Встав в широкоплечий полукруг, они тут же жадно засмолили под руководством сержанта милиции и, только утолив острый никотиновый голод, начали вытаскивать на тротуар стулья и кухонные табуреты, ставя их между тополем и прохожими, напоминая монтировщиков сцены.

Что может быть смешнее румынских стульев на бакинском асфальте, стульев, мимо которых снуют пешеходы, а жальче трельяжа, обезумевшего из-за отсутствия стен и выпавшей на зеркала чрезмерной нагрузки? То ли будет, когда грузчики столешницу вынесут или поставят стоймя диван, на степных, низкорослых холмах которого столько запретных снов пролетело у товарища милиционера: что ни сон — статья УК СССР.

Гюль-Бала от чистосердечных признаний пока далек, потому злится майор, требует от рабочих расторопности.

— Стулья так не оставляй да, друг на дружку ставь. Давайте быстрее, людям проходить мешаем. А ты чего стоишь, это твое дело, — чихвостит он зятя.

Из открытых окон дома 20/67 разглядывают мебель участкового.

— В такую квартиру въезжает, а мебель — у дворника Семена и то лучше была. — Искренне дивится высунувшаяся из окна Джейран.

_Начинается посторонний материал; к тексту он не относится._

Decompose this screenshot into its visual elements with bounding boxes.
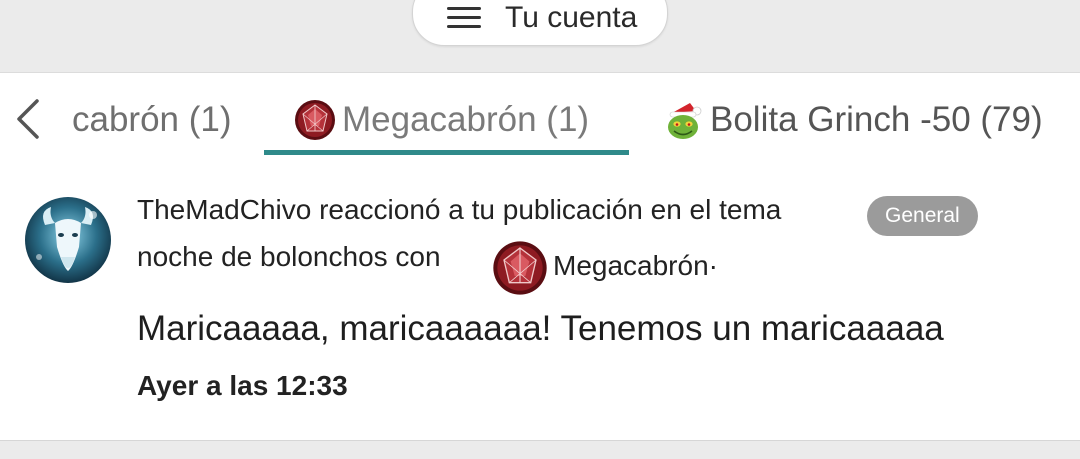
notification-item[interactable]: TheMadChivo reaccionó a tu publicación e… [0,166,1080,441]
top-bar: Tu cuenta [0,0,1080,72]
hamburger-menu-icon [447,7,481,29]
reaction-name: Megacabrón· [553,250,718,281]
megacabron-gem-icon [295,99,335,140]
tab-label: Megacabrón (1) [342,99,590,139]
grinch-santa-icon [668,102,702,139]
timestamp: Ayer a las 12:33 [137,370,348,401]
notification-topic-text[interactable]: noche de bolonchos con [137,241,441,273]
reaction-tabs: cabrón (1) Megacabrón (1) Bolita Grinch … [0,72,1080,167]
avatar[interactable] [25,197,111,283]
megacabron-gem-icon [493,241,547,295]
post-excerpt: Maricaaaaa, maricaaaaaa! Tenemos un mari… [137,309,944,348]
tab-cabron[interactable]: cabrón (1) [72,73,232,166]
topic-badge[interactable]: General [867,196,978,236]
goat-avatar-icon [25,197,111,283]
account-menu-button[interactable]: Tu cuenta [412,0,668,46]
active-tab-indicator [264,150,629,155]
tab-label: cabrón (1) [72,99,232,139]
notification-text: TheMadChivo reaccionó a tu publicación e… [137,194,782,225]
tab-label: Bolita Grinch -50 (79) [710,99,1043,139]
account-label: Tu cuenta [505,1,638,34]
chevron-left-icon[interactable] [10,95,50,143]
tab-bolita-grinch[interactable]: Bolita Grinch -50 (79) [662,73,1043,166]
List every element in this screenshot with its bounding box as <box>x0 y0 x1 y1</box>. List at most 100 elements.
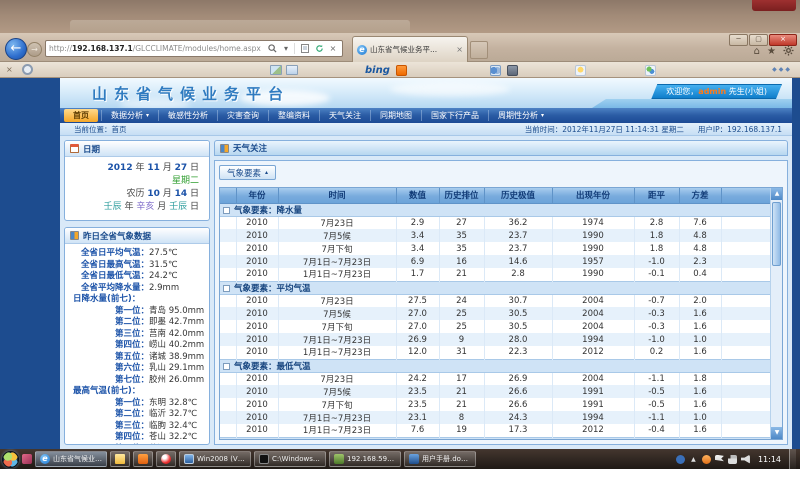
background-window-controls <box>752 0 796 11</box>
date-text: 2012 年 11 月 27 日 <box>71 162 199 175</box>
toolbar-more-icon[interactable]: ◆◆◆ <box>772 66 792 73</box>
back-button[interactable]: ← <box>5 38 27 60</box>
column-header[interactable]: 时间 <box>278 188 396 203</box>
column-header[interactable]: 距平 <box>634 188 679 203</box>
scroll-up-icon[interactable]: ▲ <box>771 188 783 200</box>
orange-app-icon[interactable] <box>396 65 407 76</box>
nav-item-3[interactable]: 敏感性分析 <box>158 110 217 121</box>
table-row[interactable]: 20107月1日~7月23日26.9928.01994-1.01.0 <box>220 333 770 346</box>
url-text[interactable]: http://192.168.137.1/GLCCLIMATE/modules/… <box>49 44 264 53</box>
row-gutter <box>220 424 236 437</box>
taskbar-button-8[interactable]: 用户手册.docx -... <box>404 451 476 467</box>
table-row[interactable]: 20101月1日~7月23日12.03122.320120.21.6 <box>220 346 770 359</box>
group-header-row[interactable]: 气象要素：最高气温 <box>220 437 770 439</box>
toolbar-close-icon[interactable]: × <box>6 65 13 74</box>
taskbar-button-2[interactable] <box>110 451 130 467</box>
table-row[interactable]: 20107月下旬23.52126.61991-0.51.6 <box>220 398 770 411</box>
people-icon[interactable] <box>645 65 656 76</box>
favorites-star-icon[interactable]: ★ <box>767 45 776 61</box>
clock[interactable]: 11:14 <box>758 455 781 464</box>
hidden-icons-chevron-icon[interactable]: ▲ <box>689 455 698 464</box>
volume-icon[interactable] <box>741 455 750 464</box>
nav-item-5[interactable]: 整编资料 <box>268 110 319 121</box>
expand-icon[interactable] <box>223 285 230 292</box>
show-desktop-button[interactable] <box>789 449 796 469</box>
tab-close-icon[interactable]: × <box>456 45 463 54</box>
rank-section-title: 日降水量(前七)： <box>71 294 205 306</box>
update-icon[interactable] <box>702 455 711 464</box>
expand-icon[interactable] <box>223 363 230 370</box>
rank-row: 第三位：临朐 32.4℃ <box>71 421 205 433</box>
table-row[interactable]: 20107月1日~7月23日6.91614.61957-1.02.3 <box>220 255 770 268</box>
start-button[interactable] <box>2 451 19 468</box>
taskbar-button-1[interactable]: e山东省气候业务平... <box>35 451 107 467</box>
table-row[interactable]: 20107月23日27.52430.72004-0.72.0 <box>220 294 770 307</box>
page-banner: 山东省气候业务平台 欢迎您，admin 先生(小姐) <box>60 78 792 108</box>
bing-logo[interactable]: bing <box>365 65 390 76</box>
tab-title[interactable]: 山东省气候业务平... <box>370 44 453 55</box>
page-container: 山东省气候业务平台 欢迎您，admin 先生(小姐) 首页数据分析▾敏感性分析灾… <box>60 78 792 449</box>
column-header[interactable]: 出现年份 <box>552 188 634 203</box>
scroll-down-icon[interactable]: ▼ <box>771 427 783 439</box>
toolbar-circle-icon[interactable] <box>22 64 33 75</box>
element-filter-button[interactable]: 气象要素▴ <box>219 165 276 180</box>
column-header[interactable]: 年份 <box>236 188 278 203</box>
taskbar: e山东省气候业务平... Win2008 (VS2...C:\Windows\s.… <box>0 449 800 469</box>
refresh-icon[interactable] <box>313 43 325 55</box>
taskbar-button-3[interactable] <box>133 451 153 467</box>
home-icon[interactable]: ⌂ <box>754 45 760 61</box>
table-row[interactable]: 20107月5候3.43523.719901.84.8 <box>220 229 770 242</box>
nav-item-2[interactable]: 数据分析▾ <box>101 110 158 121</box>
group-header-row[interactable]: 气象要素：最低气温 <box>220 359 770 372</box>
table-row[interactable]: 20107月5候27.02530.52004-0.31.6 <box>220 307 770 320</box>
group-header-row[interactable]: 气象要素：平均气温 <box>220 281 770 294</box>
nav-item-4[interactable]: 灾害查询 <box>217 110 268 121</box>
expand-icon[interactable] <box>223 207 230 214</box>
search-dropdown-icon[interactable]: ▾ <box>280 43 292 55</box>
mail-icon[interactable] <box>286 65 298 75</box>
nav-item-9[interactable]: 周期性分析▾ <box>488 110 553 121</box>
table-row[interactable]: 20107月下旬27.02530.52004-0.31.6 <box>220 320 770 333</box>
ime-icon[interactable] <box>676 455 685 464</box>
table-row[interactable]: 20107月1日~7月23日23.1824.31994-1.11.0 <box>220 411 770 424</box>
gear-icon[interactable] <box>783 45 794 61</box>
browser-tab[interactable]: e 山东省气候业务平... × <box>352 36 468 62</box>
compatibility-icon[interactable] <box>299 43 311 55</box>
forward-button[interactable]: → <box>27 42 42 57</box>
search-icon[interactable] <box>266 43 278 55</box>
table-row[interactable]: 20107月23日24.21726.92004-1.11.8 <box>220 372 770 385</box>
picture-icon[interactable] <box>270 65 282 75</box>
binoculars-icon[interactable] <box>490 65 501 76</box>
stop-icon[interactable]: × <box>327 43 339 55</box>
scrollbar-thumb[interactable] <box>772 202 781 266</box>
taskbar-button-7[interactable]: 192.168.59.99... <box>329 451 401 467</box>
action-center-flag-icon[interactable] <box>715 455 724 464</box>
taskbar-button-4[interactable] <box>156 451 176 467</box>
taskbar-button-5[interactable]: Win2008 (VS2... <box>179 451 251 467</box>
nav-item-7[interactable]: 同期地图 <box>370 110 421 121</box>
group-header-row[interactable]: 气象要素：降水量 <box>220 203 770 216</box>
sparkle-icon[interactable] <box>575 65 586 76</box>
column-header[interactable]: 历史排位 <box>439 188 484 203</box>
table-row[interactable]: 20107月23日2.92736.219742.87.6 <box>220 216 770 229</box>
column-header[interactable]: 数值 <box>396 188 439 203</box>
column-header[interactable]: 历史极值 <box>484 188 552 203</box>
table-row[interactable]: 20101月1日~7月23日1.7212.81990-0.10.4 <box>220 268 770 281</box>
minimize-button[interactable]: ─ <box>729 34 748 46</box>
cell: 1.6 <box>679 385 721 398</box>
new-tab-button[interactable] <box>470 41 488 59</box>
nav-item-1[interactable]: 首页 <box>64 109 98 122</box>
cell: 1957 <box>552 255 634 268</box>
table-row[interactable]: 20107月5候23.52126.61991-0.51.6 <box>220 385 770 398</box>
column-header[interactable]: 方差 <box>679 188 721 203</box>
nav-item-8[interactable]: 国家下行产品 <box>421 110 488 121</box>
taskbar-button-6[interactable]: C:\Windows\s... <box>254 451 326 467</box>
network-icon[interactable] <box>728 455 737 464</box>
nav-item-6[interactable]: 天气关注 <box>319 110 370 121</box>
camera-icon[interactable] <box>507 65 518 76</box>
tray-app-icon[interactable] <box>22 454 32 464</box>
vertical-scrollbar[interactable]: ▲ ▼ <box>770 188 782 439</box>
address-bar[interactable]: http://192.168.137.1/GLCCLIMATE/modules/… <box>45 40 343 57</box>
table-row[interactable]: 20101月1日~7月23日7.61917.32012-0.41.6 <box>220 424 770 437</box>
table-row[interactable]: 20107月下旬3.43523.719901.84.8 <box>220 242 770 255</box>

— Наверное, хочет показать нам, что взяток никогда не брал, — предполагает из соседнего окна ее сын уголовник Тофик. — Хочет в нашем дворе честную жизнь наладить. — И смеется кривым, как вся его дорога, ртом, вспоминает: однажды ночью чуть не пристрелил зятя участкового, кинувшегося на его «калаш» с револьвером. Вот была бы история, если бы он попал, отомстил бы участковому за две ходки.

Сердце Нигяр бьется учащенно, гулко от внезапно нахлынувших воспоминаний.

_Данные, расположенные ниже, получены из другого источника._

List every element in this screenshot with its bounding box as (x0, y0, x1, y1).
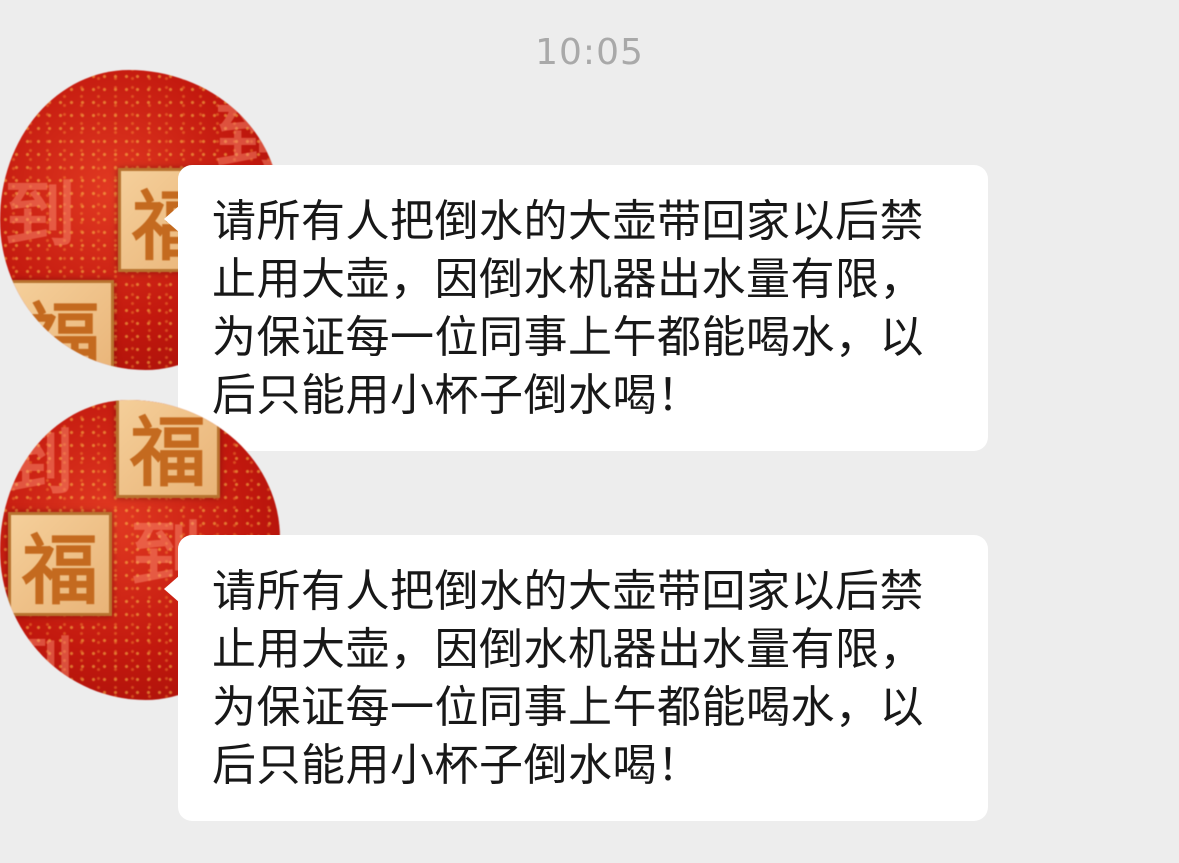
message-text: 请所有人把倒水的大壶带回家以后禁止用大壶，因倒水机器出水量有限，为保证每一位同事… (212, 566, 924, 791)
timestamp: 10:05 (535, 32, 644, 73)
avatar-fu-tile: 福 (8, 512, 112, 616)
message-text: 请所有人把倒水的大壶带回家以后禁止用大壶，因倒水机器出水量有限，为保证每一位同事… (212, 196, 924, 421)
avatar-ghost-char: 到 (2, 628, 75, 700)
avatar-ghost-char: 到 (2, 420, 75, 505)
avatar-ghost-char: 到 (4, 172, 77, 257)
avatar-fu-tile: 福 (10, 280, 114, 370)
message-bubble[interactable]: 请所有人把倒水的大壶带回家以后禁止用大壶，因倒水机器出水量有限，为保证每一位同事… (164, 535, 988, 821)
avatar-fu-tile: 福 (116, 400, 220, 498)
message-bubble[interactable]: 请所有人把倒水的大壶带回家以后禁止用大壶，因倒水机器出水量有限，为保证每一位同事… (164, 165, 988, 451)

— При чем тут мебель, взятки, ему тумасовская квартира даром досталась. Почти даром. — Из углового, соседнего с Тофиком окна долго тянет на себя длинную провисающую веревку с бельем, снимает прищепки с тяжелого махрового халата, берет за ворот, как провинившегося школьника, и медленно отжимает углы прямо над двором, затем встряхивает резко сильно, точно фламандская прачка, и бросает, не глядя, в таз.

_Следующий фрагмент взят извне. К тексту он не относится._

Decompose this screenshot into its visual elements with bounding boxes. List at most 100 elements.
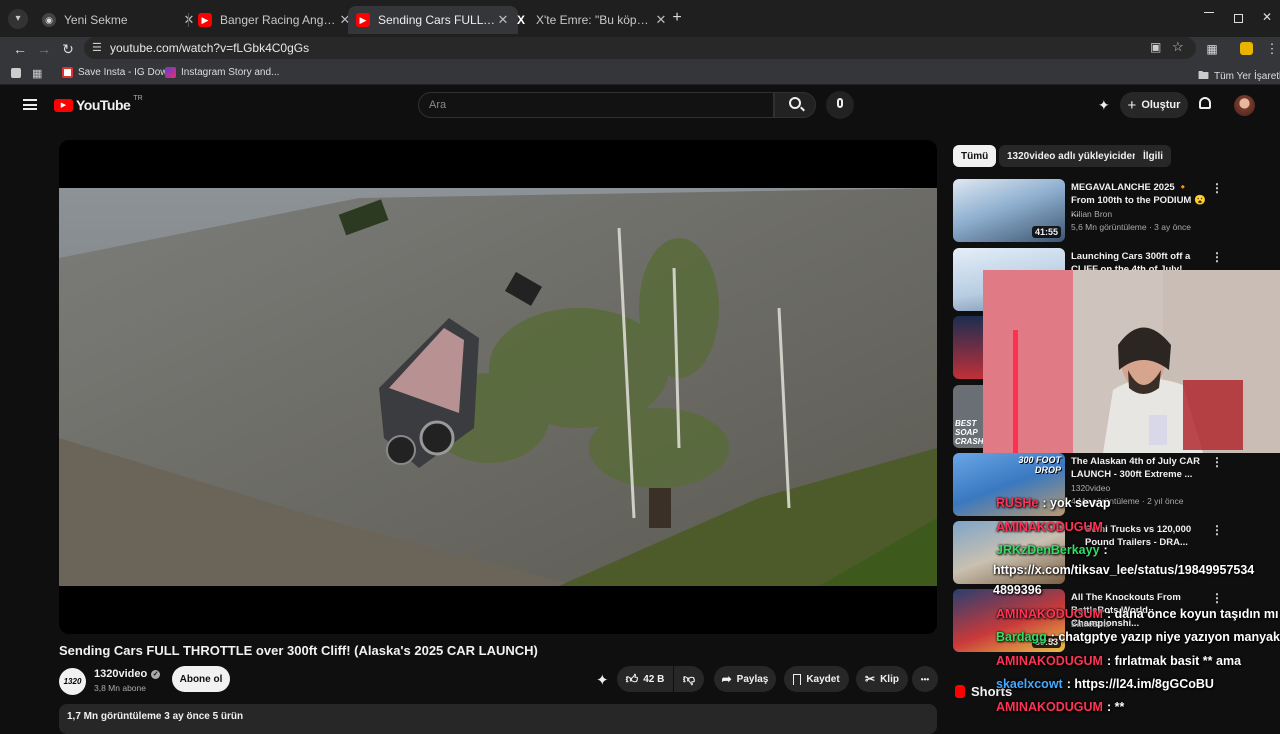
tab-title: Yeni Sekme: [64, 13, 128, 27]
bookmark-item[interactable]: Instagram Story and...: [165, 67, 279, 78]
youtube-logo[interactable]: ▶ YouTube TR: [54, 94, 143, 113]
x-logo-icon: X: [516, 13, 525, 27]
recommended-video[interactable]: 41:55 MEGAVALANCHE 2025 🔸 From 100th to …: [953, 179, 1280, 243]
site-info-icon[interactable]: ☰: [92, 41, 102, 54]
video-duration: 41:55: [1031, 226, 1061, 238]
chat-message: JRKzDenBerkayy:: [996, 543, 1108, 557]
folder-icon: 🖿: [1198, 70, 1209, 82]
chat-username: AMINAKODUGUM: [996, 700, 1103, 714]
region-code: TR: [133, 94, 143, 102]
more-vert-icon[interactable]: ⋮: [1211, 523, 1223, 537]
reload-icon[interactable]: ↻: [58, 39, 78, 59]
create-label: Oluştur: [1141, 99, 1181, 111]
chat-text: :: [1103, 543, 1108, 557]
video-thumbnail[interactable]: 41:55: [953, 179, 1065, 242]
minimize-icon[interactable]: [1204, 12, 1214, 13]
more-vert-icon[interactable]: ⋮: [1211, 591, 1223, 605]
notifications-bell-icon[interactable]: [1199, 97, 1211, 109]
bookmark-label: Save Insta - IG Dow...: [78, 67, 176, 78]
description-box[interactable]: 1,7 Mn görüntüleme 3 ay önce 5 ürün: [59, 704, 937, 734]
search-placeholder: Ara: [429, 99, 447, 111]
back-icon[interactable]: ←: [10, 39, 30, 59]
channel-name-label: 1320video: [94, 668, 148, 680]
video-channel[interactable]: 1320video: [1071, 483, 1110, 493]
search-button[interactable]: [774, 92, 816, 118]
chat-message: skaelxcowt: https://l24.im/8gGCoBU: [996, 677, 1214, 691]
share-arrow-icon: ➦: [721, 672, 732, 686]
bookmark-star-icon[interactable]: ☆: [1172, 39, 1184, 55]
chip-uploader[interactable]: 1320video adlı yükleyiciden: [999, 145, 1147, 167]
chip-related[interactable]: İlgili: [1135, 145, 1171, 167]
chip-all[interactable]: Tümü: [953, 145, 997, 167]
video-title: Sending Cars FULL THROTTLE over 300ft Cl…: [59, 643, 538, 658]
chat-message: Bardagg: chatgptye yazıp niye yazıyon ma…: [996, 630, 1280, 644]
video-meta: 5,6 Mn görüntüleme · 3 ay önce: [1071, 222, 1192, 232]
chip-label: Tümü: [961, 150, 989, 162]
clip-button[interactable]: ✂ Klip: [856, 666, 908, 692]
chat-username: JRKzDenBerkayy: [996, 543, 1100, 557]
more-actions-button[interactable]: •••: [912, 666, 938, 692]
video-player[interactable]: [59, 140, 937, 634]
extension-icon[interactable]: [1240, 42, 1253, 55]
browser-tab[interactable]: ▶ Banger Racing Angmering Raceway ✕: [190, 6, 360, 34]
sidebar-icon[interactable]: [11, 68, 21, 78]
youtube-play-icon: ▶: [54, 98, 73, 112]
like-button[interactable]: 👍︎ 42 B: [617, 666, 673, 692]
scissors-icon: ✂: [865, 672, 876, 686]
chat-username: AMINAKODUGUM: [996, 654, 1103, 668]
verified-check-icon: ✓: [151, 669, 161, 679]
chat-text: : dana önce koyun taşıdın mı: [1106, 607, 1279, 621]
avatar[interactable]: [1234, 95, 1255, 116]
create-button[interactable]: + Oluştur: [1120, 92, 1188, 118]
channel-name[interactable]: 1320video ✓: [94, 668, 161, 680]
chat-text: 4899396: [993, 583, 1042, 597]
thumbnail-text: 300 FOOT DROP: [1018, 455, 1061, 475]
bookmark-icon: [793, 673, 802, 685]
chat-text: : yok sevap: [1042, 496, 1111, 510]
video-thumbnail[interactable]: BEST SOAP CRASH: [953, 385, 983, 448]
bookmark-item[interactable]: Save Insta - IG Dow...: [62, 67, 175, 78]
voice-search-button[interactable]: [826, 91, 854, 119]
video-channel[interactable]: Kilian Bron: [1071, 209, 1112, 219]
forward-icon[interactable]: →: [34, 39, 54, 59]
browser-tab[interactable]: ◉ Yeni Sekme ✕: [34, 6, 204, 34]
browser-tab[interactable]: X X'te Emre: "Bu köpek sizin olsaydı" ✕: [506, 6, 676, 34]
dislike-button[interactable]: 👎︎: [674, 666, 704, 692]
browser-tab-active[interactable]: ▶ Sending Cars FULL THROTTLE over 300ft …: [348, 6, 518, 34]
url-text[interactable]: youtube.com/watch?v=fLGbk4C0gGs: [110, 41, 309, 55]
more-vert-icon[interactable]: ⋮: [1211, 250, 1223, 264]
chat-message: AMINAKODUGUM: **: [996, 700, 1124, 714]
extensions-icon[interactable]: ▦: [1202, 39, 1222, 59]
new-tab-button[interactable]: +: [668, 9, 686, 27]
premium-sparkle-icon[interactable]: ✦: [596, 671, 609, 689]
save-button[interactable]: Kaydet: [784, 666, 849, 692]
close-tab-icon[interactable]: ✕: [654, 12, 668, 28]
video-title[interactable]: The Alaskan 4th of July CAR LAUNCH - 300…: [1071, 455, 1211, 481]
mic-icon: [837, 98, 843, 108]
premium-sparkle-icon[interactable]: ✦: [1098, 97, 1110, 114]
youtube-header: ▶ YouTube TR Ara ✦ + Oluştur: [0, 85, 1280, 125]
apps-grid-icon[interactable]: ▦: [32, 67, 42, 80]
chat-message: AMINAKODUGUM: dana önce koyun taşıdın mı: [996, 607, 1279, 621]
video-thumbnail[interactable]: [953, 316, 983, 379]
subscribe-button[interactable]: Abone ol: [172, 666, 230, 692]
channel-avatar[interactable]: 1320: [59, 668, 86, 695]
more-vert-icon[interactable]: ⋮: [1211, 181, 1223, 195]
search-input[interactable]: Ara: [418, 92, 774, 118]
chat-text: : **: [1106, 700, 1125, 714]
chat-message: AMINAKODUGUM: fırlatmak basit ** ama: [996, 654, 1241, 668]
close-window-icon[interactable]: ✕: [1262, 10, 1272, 24]
menu-kebab-icon[interactable]: ⋮: [1262, 39, 1280, 59]
cast-icon[interactable]: ▣: [1150, 40, 1161, 54]
hamburger-menu-icon[interactable]: [23, 99, 37, 110]
all-bookmarks[interactable]: 🖿 Tüm Yer İşaretleri: [1198, 67, 1280, 86]
address-bar[interactable]: ☰ youtube.com/watch?v=fLGbk4C0gGs ▣ ☆: [84, 37, 1196, 59]
chat-username: Bardagg: [996, 630, 1047, 644]
restore-icon[interactable]: [1234, 14, 1243, 23]
instagram-icon: [165, 67, 176, 78]
share-button[interactable]: ➦ Paylaş: [714, 666, 776, 692]
more-vert-icon[interactable]: ⋮: [1211, 455, 1223, 469]
thumbs-down-icon: 👎︎: [682, 671, 696, 686]
tab-search-button[interactable]: ▾: [8, 9, 28, 29]
save-label: Kaydet: [806, 673, 840, 685]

Джейран недовольна, что сын ее на ложбинку между пышных грудей соседки уставился.

— Даже если квартиры армянские, они даром все равно не достаются. — Никак не может совладать с изменившимся давлением среды абортмахерша Джейран.

— Может, даром и не достаются, но лучше пусть нашему участковому, чем какому-нибудь еразу.

— Тебе-то, конечно, лучше. Вон белье еще не просохло, а ты уже снимаешь его. Только я бы на твоем месте на майоршу обратила внимание, учти, такая в долгу не останется. Посмотри на ее плечи.

— Тебе на моем месте никогда не быть, так что успокойся. Белье, видите ли, у меня сырое еще! Под мышками у тебя сыро, вот что я тебе скажу.

Тофик, свесившись над коробом кондиционера, скалит фиксатый рот, чтобы Нигяр присмирела, но ее фиксой золотой не остановишь, не на ту нарвался.